Law School Preparation
Choosing A Major
Law is an incredibly diverse profession, and because of this, there is no one particular major that provides a student with a definitive background for its study. While the majors of History, English, Political Science, Philosophy, or Business have traditionally been considered as preparation for law school, it is equally true that any major will lead to success in a law career. The most important first step that any student interested in law can make is to choose a major in which the student excels, which can be any major that interests the student. The University at Albany has many excellent majors, all of which are listed here.
Admission Requirements for Law School
While there is no particular major that is considered to be "pre-law," there are certain basic requirements for admission to law school: the successful completion of the Bachelor's degree; a competitive undergraduate grade point average; and a competitive score on the Law School Admissions Test. Additionally, many personal factors are considered. Even though there is no single major that predicts a successful career in law, there are certain skills that will be necessary to ensure that success; students should choose their classes wisely to develop those skills.
Language skills are of the utmost importance for success in the legal profession, and chief among these skills is writing; students should look for classes that aim to strengthen technical skills such as grammar, and also choose classes which require essay examinations and analytical written work. Oral communication is another important language skill, since those in the legal profession must be able to clearly and effectively convey their meaning through the spoken word; speech classes or those classes that require oral presentations help build oral communication skills. Reading and oral comprehension skills are also crucial, both in law school and in the profession.

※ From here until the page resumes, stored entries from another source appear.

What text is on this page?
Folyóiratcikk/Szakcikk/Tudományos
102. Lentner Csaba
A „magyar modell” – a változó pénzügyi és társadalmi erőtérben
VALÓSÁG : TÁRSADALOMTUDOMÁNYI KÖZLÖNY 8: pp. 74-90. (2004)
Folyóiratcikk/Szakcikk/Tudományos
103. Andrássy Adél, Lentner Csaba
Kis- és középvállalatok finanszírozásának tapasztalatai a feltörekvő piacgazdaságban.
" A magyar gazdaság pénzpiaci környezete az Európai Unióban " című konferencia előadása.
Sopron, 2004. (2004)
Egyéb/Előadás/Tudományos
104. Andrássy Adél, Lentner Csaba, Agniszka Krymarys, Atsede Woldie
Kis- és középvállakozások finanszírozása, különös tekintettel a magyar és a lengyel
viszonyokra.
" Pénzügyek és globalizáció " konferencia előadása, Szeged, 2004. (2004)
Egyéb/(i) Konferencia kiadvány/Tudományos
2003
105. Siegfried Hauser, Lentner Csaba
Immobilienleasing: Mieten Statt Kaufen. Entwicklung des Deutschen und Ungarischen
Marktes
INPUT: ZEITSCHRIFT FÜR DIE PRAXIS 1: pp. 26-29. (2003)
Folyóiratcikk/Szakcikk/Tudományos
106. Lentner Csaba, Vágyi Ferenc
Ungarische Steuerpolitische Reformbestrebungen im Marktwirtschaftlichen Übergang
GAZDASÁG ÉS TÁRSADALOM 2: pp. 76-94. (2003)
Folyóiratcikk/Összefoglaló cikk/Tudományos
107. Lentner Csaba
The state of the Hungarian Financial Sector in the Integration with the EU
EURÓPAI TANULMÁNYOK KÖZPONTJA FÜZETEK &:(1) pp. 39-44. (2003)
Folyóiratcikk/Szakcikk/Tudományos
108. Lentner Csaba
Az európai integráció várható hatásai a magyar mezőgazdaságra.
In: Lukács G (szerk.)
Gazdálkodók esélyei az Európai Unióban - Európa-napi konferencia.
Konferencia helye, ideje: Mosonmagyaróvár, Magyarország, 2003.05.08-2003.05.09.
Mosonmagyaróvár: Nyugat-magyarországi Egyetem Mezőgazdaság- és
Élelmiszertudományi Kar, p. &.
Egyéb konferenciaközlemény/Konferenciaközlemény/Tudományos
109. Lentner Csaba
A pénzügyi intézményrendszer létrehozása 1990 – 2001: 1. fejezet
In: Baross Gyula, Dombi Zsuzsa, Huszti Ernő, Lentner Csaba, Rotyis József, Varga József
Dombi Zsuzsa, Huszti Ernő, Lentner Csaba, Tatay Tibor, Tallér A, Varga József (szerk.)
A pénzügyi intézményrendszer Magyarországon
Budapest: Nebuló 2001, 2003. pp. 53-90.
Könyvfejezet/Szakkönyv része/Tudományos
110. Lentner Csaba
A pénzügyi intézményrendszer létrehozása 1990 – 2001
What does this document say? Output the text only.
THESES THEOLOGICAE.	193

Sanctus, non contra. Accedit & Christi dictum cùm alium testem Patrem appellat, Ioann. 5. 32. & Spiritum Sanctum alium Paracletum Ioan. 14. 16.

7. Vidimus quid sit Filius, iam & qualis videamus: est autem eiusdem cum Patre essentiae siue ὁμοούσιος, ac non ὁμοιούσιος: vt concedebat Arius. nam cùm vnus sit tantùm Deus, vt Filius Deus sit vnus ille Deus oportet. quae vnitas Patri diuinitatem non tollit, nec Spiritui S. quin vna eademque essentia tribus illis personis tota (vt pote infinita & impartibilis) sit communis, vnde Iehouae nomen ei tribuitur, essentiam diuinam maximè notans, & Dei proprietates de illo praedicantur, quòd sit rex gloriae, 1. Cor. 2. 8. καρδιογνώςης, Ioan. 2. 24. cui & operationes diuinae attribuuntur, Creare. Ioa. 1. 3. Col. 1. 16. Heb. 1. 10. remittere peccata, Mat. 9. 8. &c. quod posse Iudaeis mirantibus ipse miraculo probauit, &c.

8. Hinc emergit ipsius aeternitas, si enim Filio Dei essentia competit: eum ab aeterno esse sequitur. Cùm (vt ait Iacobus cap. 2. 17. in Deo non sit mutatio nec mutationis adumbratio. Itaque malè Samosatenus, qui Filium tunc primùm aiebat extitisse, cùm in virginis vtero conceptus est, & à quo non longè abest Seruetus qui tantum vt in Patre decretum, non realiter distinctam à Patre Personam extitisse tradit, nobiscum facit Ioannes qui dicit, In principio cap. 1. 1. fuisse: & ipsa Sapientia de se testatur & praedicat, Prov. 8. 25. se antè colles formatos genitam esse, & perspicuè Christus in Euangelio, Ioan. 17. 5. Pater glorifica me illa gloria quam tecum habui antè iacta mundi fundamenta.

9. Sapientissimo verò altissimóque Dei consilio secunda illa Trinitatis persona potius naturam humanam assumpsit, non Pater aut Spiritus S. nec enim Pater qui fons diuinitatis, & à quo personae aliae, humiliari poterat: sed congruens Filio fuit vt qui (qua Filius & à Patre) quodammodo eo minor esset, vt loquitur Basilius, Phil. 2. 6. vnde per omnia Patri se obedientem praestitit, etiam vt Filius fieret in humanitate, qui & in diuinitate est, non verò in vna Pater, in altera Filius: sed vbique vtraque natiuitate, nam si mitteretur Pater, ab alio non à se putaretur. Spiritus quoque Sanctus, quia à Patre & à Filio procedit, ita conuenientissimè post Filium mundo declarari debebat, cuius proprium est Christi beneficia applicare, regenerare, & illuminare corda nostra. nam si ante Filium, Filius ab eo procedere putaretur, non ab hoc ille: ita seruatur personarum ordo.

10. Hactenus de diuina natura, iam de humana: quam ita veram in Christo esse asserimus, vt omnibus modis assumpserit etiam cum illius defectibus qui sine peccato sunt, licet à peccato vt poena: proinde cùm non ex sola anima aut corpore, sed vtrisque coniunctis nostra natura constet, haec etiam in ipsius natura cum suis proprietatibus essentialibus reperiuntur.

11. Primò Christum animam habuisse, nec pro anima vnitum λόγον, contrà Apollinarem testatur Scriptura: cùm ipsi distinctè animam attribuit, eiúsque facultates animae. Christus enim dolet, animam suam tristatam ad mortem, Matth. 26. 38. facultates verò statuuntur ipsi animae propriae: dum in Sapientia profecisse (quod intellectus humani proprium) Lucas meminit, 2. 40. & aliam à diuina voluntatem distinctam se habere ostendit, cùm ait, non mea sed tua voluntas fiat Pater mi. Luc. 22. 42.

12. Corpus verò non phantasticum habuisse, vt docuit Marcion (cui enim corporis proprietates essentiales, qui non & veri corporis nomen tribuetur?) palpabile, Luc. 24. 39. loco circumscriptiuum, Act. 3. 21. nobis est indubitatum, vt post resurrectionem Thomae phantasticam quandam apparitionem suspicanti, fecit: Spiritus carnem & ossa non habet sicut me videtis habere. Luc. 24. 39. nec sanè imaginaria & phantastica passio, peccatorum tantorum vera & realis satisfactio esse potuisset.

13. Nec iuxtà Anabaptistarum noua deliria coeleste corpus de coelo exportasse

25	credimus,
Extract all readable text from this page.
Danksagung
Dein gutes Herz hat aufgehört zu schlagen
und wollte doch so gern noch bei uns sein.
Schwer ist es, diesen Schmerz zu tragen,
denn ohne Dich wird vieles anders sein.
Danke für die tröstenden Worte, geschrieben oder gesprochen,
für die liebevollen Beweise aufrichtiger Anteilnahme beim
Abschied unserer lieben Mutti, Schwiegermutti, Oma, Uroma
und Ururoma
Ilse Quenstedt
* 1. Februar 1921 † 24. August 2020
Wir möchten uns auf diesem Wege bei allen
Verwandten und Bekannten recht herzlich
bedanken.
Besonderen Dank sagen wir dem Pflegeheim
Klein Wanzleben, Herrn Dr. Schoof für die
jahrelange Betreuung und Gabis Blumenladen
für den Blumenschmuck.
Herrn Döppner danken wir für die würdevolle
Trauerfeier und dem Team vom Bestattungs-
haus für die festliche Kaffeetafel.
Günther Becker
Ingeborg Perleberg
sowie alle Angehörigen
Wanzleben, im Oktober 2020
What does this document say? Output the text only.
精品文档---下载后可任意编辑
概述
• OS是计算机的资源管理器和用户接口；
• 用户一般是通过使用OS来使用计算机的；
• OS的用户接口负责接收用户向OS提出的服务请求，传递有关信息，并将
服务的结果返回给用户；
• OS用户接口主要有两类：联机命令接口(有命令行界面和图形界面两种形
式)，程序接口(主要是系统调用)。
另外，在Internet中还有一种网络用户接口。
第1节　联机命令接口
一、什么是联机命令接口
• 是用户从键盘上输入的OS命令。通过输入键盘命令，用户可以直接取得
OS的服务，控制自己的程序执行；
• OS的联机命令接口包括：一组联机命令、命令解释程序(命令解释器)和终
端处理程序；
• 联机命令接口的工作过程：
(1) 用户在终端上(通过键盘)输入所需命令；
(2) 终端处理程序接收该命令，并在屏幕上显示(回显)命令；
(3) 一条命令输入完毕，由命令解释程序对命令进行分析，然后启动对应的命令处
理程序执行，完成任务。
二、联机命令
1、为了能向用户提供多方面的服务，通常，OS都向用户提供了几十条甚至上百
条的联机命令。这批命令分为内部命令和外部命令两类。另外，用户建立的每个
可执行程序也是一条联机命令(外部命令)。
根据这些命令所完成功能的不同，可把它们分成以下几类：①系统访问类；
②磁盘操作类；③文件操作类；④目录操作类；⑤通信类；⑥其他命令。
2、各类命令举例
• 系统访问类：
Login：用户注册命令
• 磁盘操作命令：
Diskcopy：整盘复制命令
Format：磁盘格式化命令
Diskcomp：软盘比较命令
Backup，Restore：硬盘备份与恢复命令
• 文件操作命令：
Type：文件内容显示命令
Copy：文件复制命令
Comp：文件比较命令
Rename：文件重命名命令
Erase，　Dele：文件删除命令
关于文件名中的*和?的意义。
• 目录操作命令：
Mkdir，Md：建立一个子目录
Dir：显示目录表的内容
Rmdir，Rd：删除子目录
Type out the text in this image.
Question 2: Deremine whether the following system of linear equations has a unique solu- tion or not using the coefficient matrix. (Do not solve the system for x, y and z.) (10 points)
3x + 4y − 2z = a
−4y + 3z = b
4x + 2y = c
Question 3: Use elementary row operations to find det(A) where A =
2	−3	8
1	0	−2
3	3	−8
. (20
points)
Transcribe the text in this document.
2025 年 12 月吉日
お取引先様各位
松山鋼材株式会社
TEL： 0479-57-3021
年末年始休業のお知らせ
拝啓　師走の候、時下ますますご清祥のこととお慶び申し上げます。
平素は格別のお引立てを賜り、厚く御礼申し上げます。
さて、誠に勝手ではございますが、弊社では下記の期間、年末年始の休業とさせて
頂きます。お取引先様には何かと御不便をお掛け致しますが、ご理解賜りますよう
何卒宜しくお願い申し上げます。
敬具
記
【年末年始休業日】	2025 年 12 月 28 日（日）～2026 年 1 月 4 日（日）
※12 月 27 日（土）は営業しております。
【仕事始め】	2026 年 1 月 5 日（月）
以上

Critical Thinking and the LSAT
In addition to the language skills, students should work to develop their critical thinking skills; these skills are the basis of all success in the legal profession. It is because of the importance of these skills that logic and analytical reasoning problems account for three-quarters of the scored portion of the Law School Admissions Test. Courses in foreign languages, English, mathematics and physical sciences, economics, philosophy, are useful in developing quantitative and verbal reasoning skills. Students will also need to have an awareness of people and society, to better understand how individuals and groups function; classes that would be useful for this would be sociology, psychology, history, literature, and philosophy. Students should also develop their general research skills by choosing classes in which a research project is a critical component.
Other Important Factors
Although the grade point average and the LSAT score are important, there are many other factors that law schools consider when making a decision. Campus involvement, community service, internships in the legal field, and an overall commitment to helping others would be very useful to someone interested in law as a profession.